TRAIL up-regulation must be accompanied by a reciprocal PKCε down-regulationduring differentiation of colonic epithelial cell: implications for colorectalcancer cell differentiation

PKC isoenzymes play central roles in various cellular signalling pathways,
participating in a variety of protein phosphorylation cascades that
regulate/modulate cellular structure and gene expression. It has been firmly
established that several isoforms of PKC have a role in the regulation of tumor
necrosis factor-related apoptosis inducing ligand (TRAIL) activity. Our interest
in probing the role of the epsilon isoform of PKC in the colonic cell
differentiation stems from the discovery that PKCε and TRAIL are involved in the
differentiation of other cell types like hematopoietic stem cells. Although the
role of PKCε and TRAIL in the gastrointestinal system is unclear, it has been
observed that PKCε has oncogenic activity in colon epithelial cells (CEC), while
TRAIL increases the death of intestinal epithelial cells during inflammation.

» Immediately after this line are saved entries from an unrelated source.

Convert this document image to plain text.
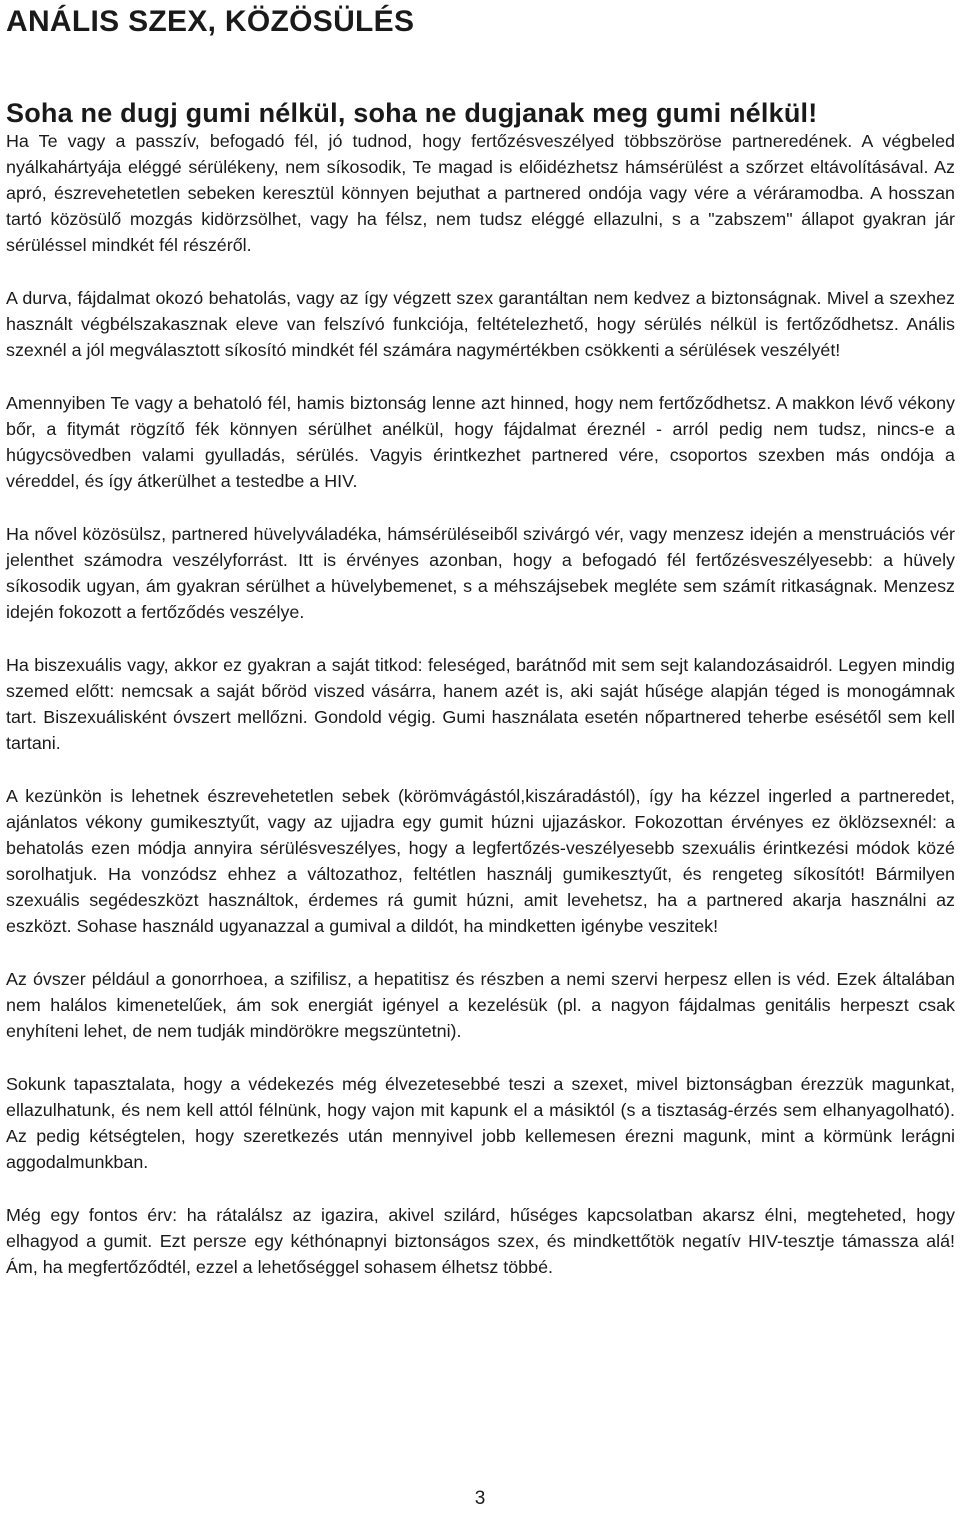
ANÁLIS SZEX, KÖZÖSÜLÉS
Soha ne dugj gumi nélkül, soha ne dugjanak meg gumi nélkül!

Ha Te vagy a passzív, befogadó fél, jó tudnod, hogy fertőzésveszélyed többszöröse partneredének. A végbeled nyálkahártyája eléggé sérülékeny, nem síkosodik, Te magad is előidézhetsz hámsérülést a szőrzet eltávolításával. Az apró, észrevehetetlen sebeken keresztül könnyen bejuthat a partnered ondója vagy vére a véráramodba. A hosszan tartó közösülő mozgás kidörzsölhet, vagy ha félsz, nem tudsz eléggé ellazulni, s a "zabszem" állapot gyakran jár sérüléssel mindkét fél részéről.

A durva, fájdalmat okozó behatolás, vagy az így végzett szex garantáltan nem kedvez a biztonságnak. Mivel a szexhez használt végbélszakasznak eleve van felszívó funkciója, feltételezhető, hogy sérülés nélkül is fertőződhetsz. Anális szexnél a jól megválasztott síkosító mindkét fél számára nagymértékben csökkenti a sérülések veszélyét!

Amennyiben Te vagy a behatoló fél, hamis biztonság lenne azt hinned, hogy nem fertőződhetsz. A makkon lévő vékony bőr, a fitymát rögzítő fék könnyen sérülhet anélkül, hogy fájdalmat éreznél - arról pedig nem tudsz, nincs-e a húgycsövedben valami gyulladás, sérülés. Vagyis érintkezhet partnered vére, csoportos szexben más ondója a véreddel, és így átkerülhet a testedbe a HIV.

Ha nővel közösülsz, partnered hüvelyváladéka, hámsérüléseiből szivárgó vér, vagy menzesz idején a menstruációs vér jelenthet számodra veszélyforrást. Itt is érvényes azonban, hogy a befogadó fél fertőzésveszélyesebb: a hüvely síkosodik ugyan, ám gyakran sérülhet a hüvelybemenet, s a méhszájsebek megléte sem számít ritkaságnak. Menzesz idején fokozott a fertőződés veszélye.

Ha biszexuális vagy, akkor ez gyakran a saját titkod: feleséged, barátnőd mit sem sejt kalandozásaidról. Legyen mindig szemed előtt: nemcsak a saját bőröd viszed vásárra, hanem azét is, aki saját hűsége alapján téged is monogámnak tart. Biszexuálisként óvszert mellőzni. Gondold végig. Gumi használata esetén nőpartnered teherbe esésétől sem kell tartani.

A kezünkön is lehetnek észrevehetetlen sebek (körömvágástól,kiszáradástól), így ha kézzel ingerled a partneredet, ajánlatos vékony gumikesztyűt, vagy az ujjadra egy gumit húzni ujjazáskor. Fokozottan érvényes ez öklözsexnél: a behatolás ezen módja annyira sérülésveszélyes, hogy a legfertőzés-veszélyesebb szexuális érintkezési módok közé sorolhatjuk. Ha vonzódsz ehhez a változathoz, feltétlen használj gumikesztyűt, és rengeteg síkosítót! Bármilyen szexuális segédeszközt használtok, érdemes rá gumit húzni, amit levehetsz, ha a partnered akarja használni az eszközt. Sohase használd ugyanazzal a gumival a dildót, ha mindketten igénybe veszitek!

Az óvszer például a gonorrhoea, a szifilisz, a hepatitisz és részben a nemi szervi herpesz ellen is véd. Ezek általában nem halálos kimenetelűek, ám sok energiát igényel a kezelésük (pl. a nagyon fájdalmas genitális herpeszt csak enyhíteni lehet, de nem tudják mindörökre megszüntetni).

Sokunk tapasztalata, hogy a védekezés még élvezetesebbé teszi a szexet, mivel biztonságban érezzük magunkat, ellazulhatunk, és nem kell attól félnünk, hogy vajon mit kapunk el a másiktól (s a tisztaság-érzés sem elhanyagolható). Az pedig kétségtelen, hogy szeretkezés után mennyivel jobb kellemesen érezni magunk, mint a körmünk lerágni aggodalmunkban.

Még egy fontos érv: ha rátalálsz az igazira, akivel szilárd, hűséges kapcsolatban akarsz élni, megteheted, hogy elhagyod a gumit. Ezt persze egy kéthónapnyi biztonságos szex, és mindkettőtök negatív HIV-tesztje támassza alá! Ám, ha megfertőződtél, ezzel a lehetőséggel sohasem élhetsz többé.

3
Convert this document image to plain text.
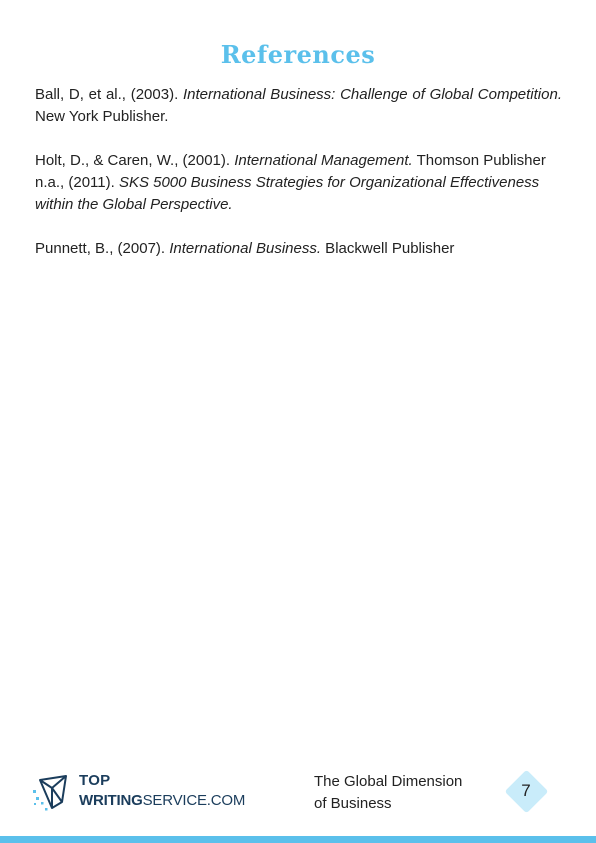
References

Ball, D, et al., (2003). International Business: Challenge of Global Competition. New York Publisher.

Holt, D., & Caren, W., (2001). International Management. Thomson Publisher

n.a., (2011). SKS 5000 Business Strategies for Organizational Effectiveness within the Global Perspective.

Punnett, B., (2007). International Business. Blackwell Publisher

TOP
WRITINGSERVICE.COM
The Global Dimension
of Business
7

Here we demonstrate a reciprocal expression of PKCε and TRAIL in human colon
mucosa: CECs at the bottom of the colonic crypts show high levels of PKCε, being
negative for TRAIL expression. On the contrary, luminal CECs are positive for
TRAIL, while negative for PKCε. Indeed, TRAIL- and butyrate-induced
differentiation of the human colorectal cancer cell line HT29 requires the
decrease of PKCε expression, whose absence in turn increases cell sensitivity to
TRAIL-induced apoptosis. Moreover, TRAIL preferentially promotes HT29
differentiation into goblet cells. Taken together, this data demonstrate that
TRAIL and PKCε must be reciprocally regulated to ensure physiological CEC
differentiation starting from the stem cell pool, and that the down-regulation of
PKCε is however critical for the differentiation and apoptosis of cancer cells.